In January 2020, Bonet hosted the revival of ¿Quién quiere ser millonario?, the Spanish version of Who Wants to Be a Millionaire?.

In early 2023, Bonet hosted El círculo de los famosos, the Spanish version of The Wheel, on Antena 3. The following year, on the same channel, he hosted Juego de pelotas, an adaptation of the Dutch concept De kwis met ballen. In 2025, he presented the second season of Traitors España.

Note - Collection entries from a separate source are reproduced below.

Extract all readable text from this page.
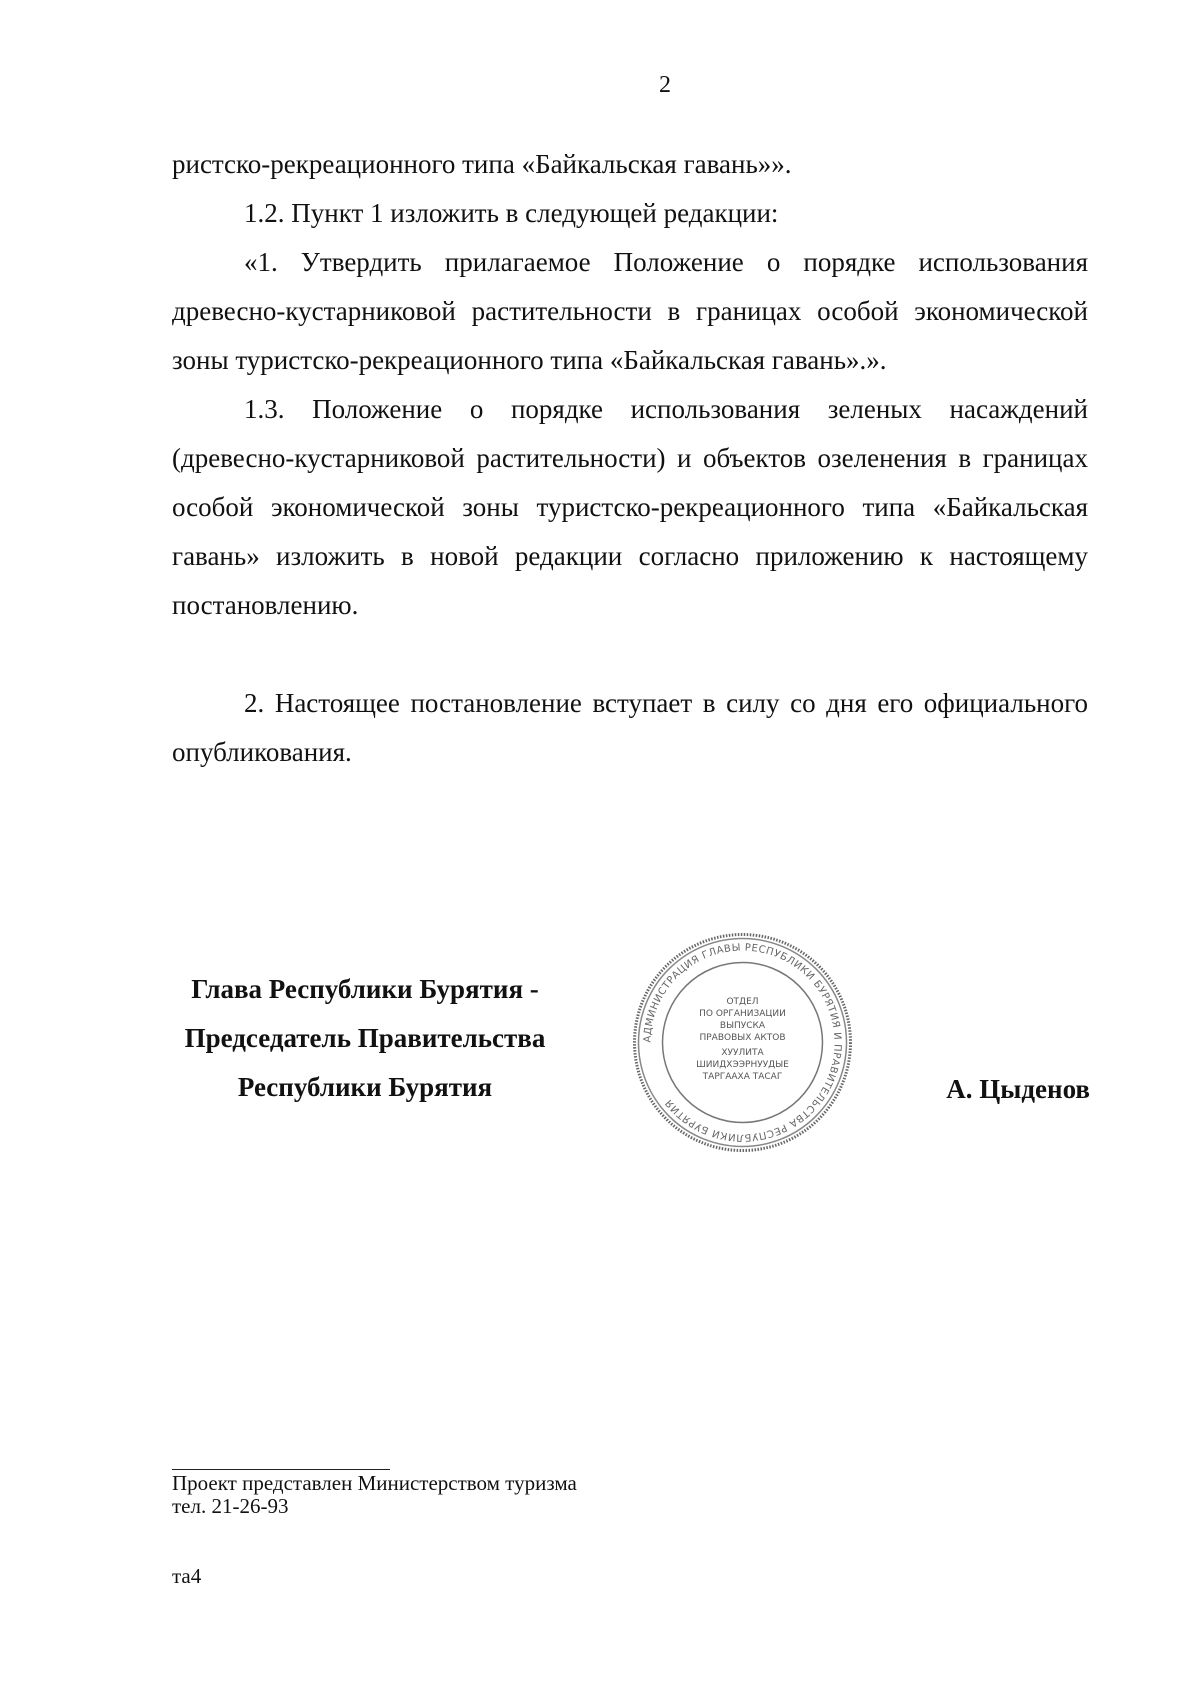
2

ристско-рекреационного типа «Байкальская гавань»».

1.2. Пункт 1 изложить в следующей редакции:

«1. Утвердить прилагаемое Положение о порядке использования древесно-кустарниковой растительности в границах особой экономической зоны туристско-рекреационного типа «Байкальская гавань».».

1.3. Положение о порядке использования зеленых насаждений (древесно-кустарниковой растительности) и объектов озеленения в границах особой экономической зоны туристско-рекреационного типа «Байкальская гавань» изложить в новой редакции согласно приложению к настоящему постановлению.

2. Настоящее постановление вступает в силу со дня его официального опубликования.

Глава Республики Бурятия -
Председатель Правительства
Республики Бурятия
АДМИНИСТРАЦИЯ ГЛАВЫ РЕСПУБЛИКИ БУРЯТИЯ И ПРАВИТЕЛЬСТВА РЕСПУБЛИКИ БУРЯТИЯ
ОТДЕЛ
ПО ОРГАНИЗАЦИИ
ВЫПУСКА
ПРАВОВЫХ АКТОВ
ХУУЛИТА
ШИИДХЭЭРНУУДЫЕ
ТАРГААХА ТАСАГ	А. Цыденов
Проект представлен Министерством туризма
тел. 21-26-93
та4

In December 2025, it was announced that Bonet had rejoined Telecinco to host ¡Allá tú!, Spain's version of Deal or No Deal, replacing Jesús Vázquez.

==Game show contestant==
In 2015, Bonet took part on Tu cara me suena, another Gestmusic show on Antena 3 franchised internationally as Your Face Sounds Familiar; he performed "Tainted Love" as Soft Cell's Marc Almond. He participated in the 11th season of the show in 2024.

In June 2020, Bonet participated in a special crossover episode of Pasapalabra against ¡Ahora caigo! host Arturo Valls. In March 2024, he participated in an episode of Generación TOP, a quiz show for teams of celebrities from different generations.